Avec sa longévité exemplaire, le Commodore 64 aura marqué plus d'une génération de joueurs, et pratiquement tous les jeux sortis dans les années 80 et au tout début des années 90 faisaient un passage obligé par cet ordinateur. Parmi ses points forts, on pouvait noter sa qualité sonore qui a permis à quelques "compositeurs" de l'époque (qui devaient carrément "coder" les musiques) de devenir de véritables icônes, comme Rob Hubbard notamment. En voici un exemple avec le thème de Monty on the Run, qui devrait rappeler quelque chose à ceux qui ont fait I Wanna Be The Guy récemment.

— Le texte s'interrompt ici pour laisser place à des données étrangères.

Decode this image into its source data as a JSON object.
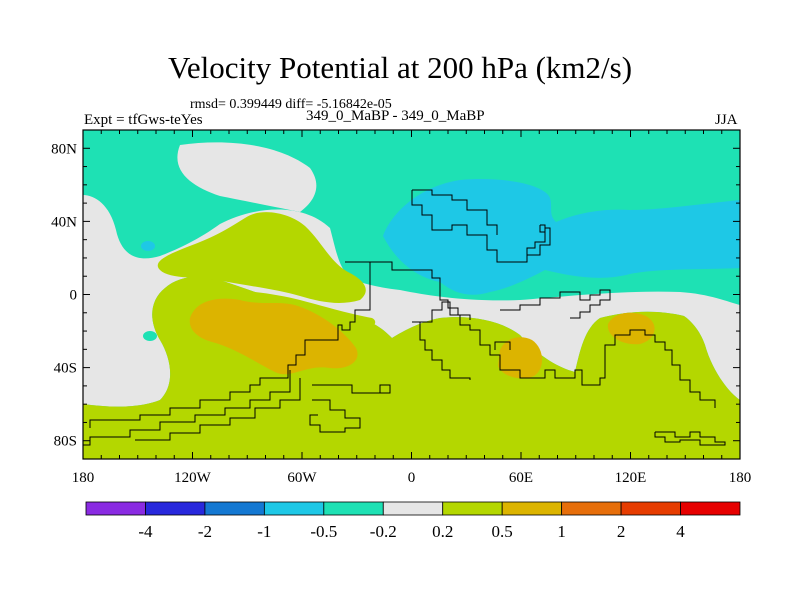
{
  "title": "Velocity Potential at 200 hPa (km2/s)",
  "stats": "rmsd= 0.399449 diff= -5.16842e-05",
  "expt": "Expt = tfGws-teYes",
  "subtitle": "349_0_MaBP - 349_0_MaBP",
  "season": "JJA",
  "chart_data": {
    "type": "heatmap",
    "variable": "Velocity Potential at 200 hPa",
    "units": "km2/s",
    "xlim": [
      -180,
      180
    ],
    "ylim": [
      -90,
      90
    ],
    "x_ticks": [
      {
        "value": -180,
        "label": "180"
      },
      {
        "value": -120,
        "label": "120W"
      },
      {
        "value": -60,
        "label": "60W"
      },
      {
        "value": 0,
        "label": "0"
      },
      {
        "value": 60,
        "label": "60E"
      },
      {
        "value": 120,
        "label": "120E"
      },
      {
        "value": 180,
        "label": "180"
      }
    ],
    "y_ticks": [
      {
        "value": 80,
        "label": "80N"
      },
      {
        "value": 40,
        "label": "40N"
      },
      {
        "value": 0,
        "label": "0"
      },
      {
        "value": -40,
        "label": "40S"
      },
      {
        "value": -80,
        "label": "80S"
      }
    ],
    "colorbar": {
      "boundaries": [
        "-4",
        "-2",
        "-1",
        "-0.5",
        "-0.2",
        "0.2",
        "0.5",
        "1",
        "2",
        "4"
      ],
      "colors": [
        "#8a2be2",
        "#2828dc",
        "#1478d2",
        "#1ec8e6",
        "#1ee1b4",
        "#e6e6e6",
        "#b4d700",
        "#dcb400",
        "#e66e0a",
        "#e63c00",
        "#e60000"
      ]
    },
    "colors": {
      "sea_ice": "#1ee1b4",
      "neg_mid": "#1ec8e6",
      "neutral": "#e6e6e6",
      "pos_low": "#b4d700",
      "pos_mid": "#dcb400"
    }
  }
}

https://www.youtube.com/watch?v=XpsN14TFy90Compte tenu de la vitesse de production de l'époque, il est difficile de compter tous les softs sortis sur la machine. Il y en aurait près de 10.000 officiels. Puisqu'il s'agit d'un ordinateur personnel, on pouvait autant l'utiliser pour jouer que pour travailler avec des logiciels prévus à cet effet. D'ailleurs, vu qu'il utilisait le système Basic, n'importe quel péquin assez patient pour rentrer 5.000 lignes de codes pouvait essayer de faire son propre programme, comme un grand (on est quelques-uns à avoir essayé à la rédaction...). En fait, beaucoup de développeurs actuels annoncent fièrement avoir fait leurs premières armes sur une C64 quand ils étaient jeunes. Quand on vous disait qu'on lui devait beaucoup ! D'ailleurs, la sous-culture appelée Demoscene, dans laquelle des programmeurs utilisent de vieilles machines pour réaliser des prouesses techniques et sonores, est véritablement née sur Commodore.



Citer tous les jeux mythiques sur Commodore 64 prendrait des lunes, mais on peut tout de même parler de Impossible Mission, Boulder Dash, Commando, Uridium, Turrican, The Bard's Tales ou encore de Bubble Bobble, peu importe si certains sont des portages. Bien sûr, il y en a des tas d'autres que vous vous ferez un plaisir d'énumérer dans les commentaires, mais nous, on préfère s'arrêter là, histoire de ne pas se perdre dans les méandres de la nostalgie d'une époque révolue...
Edit : Lapsus, quand tu nous tiens... Il s'agissait bien sûr de Rob Hubbard, et non pas Ron Hubbard.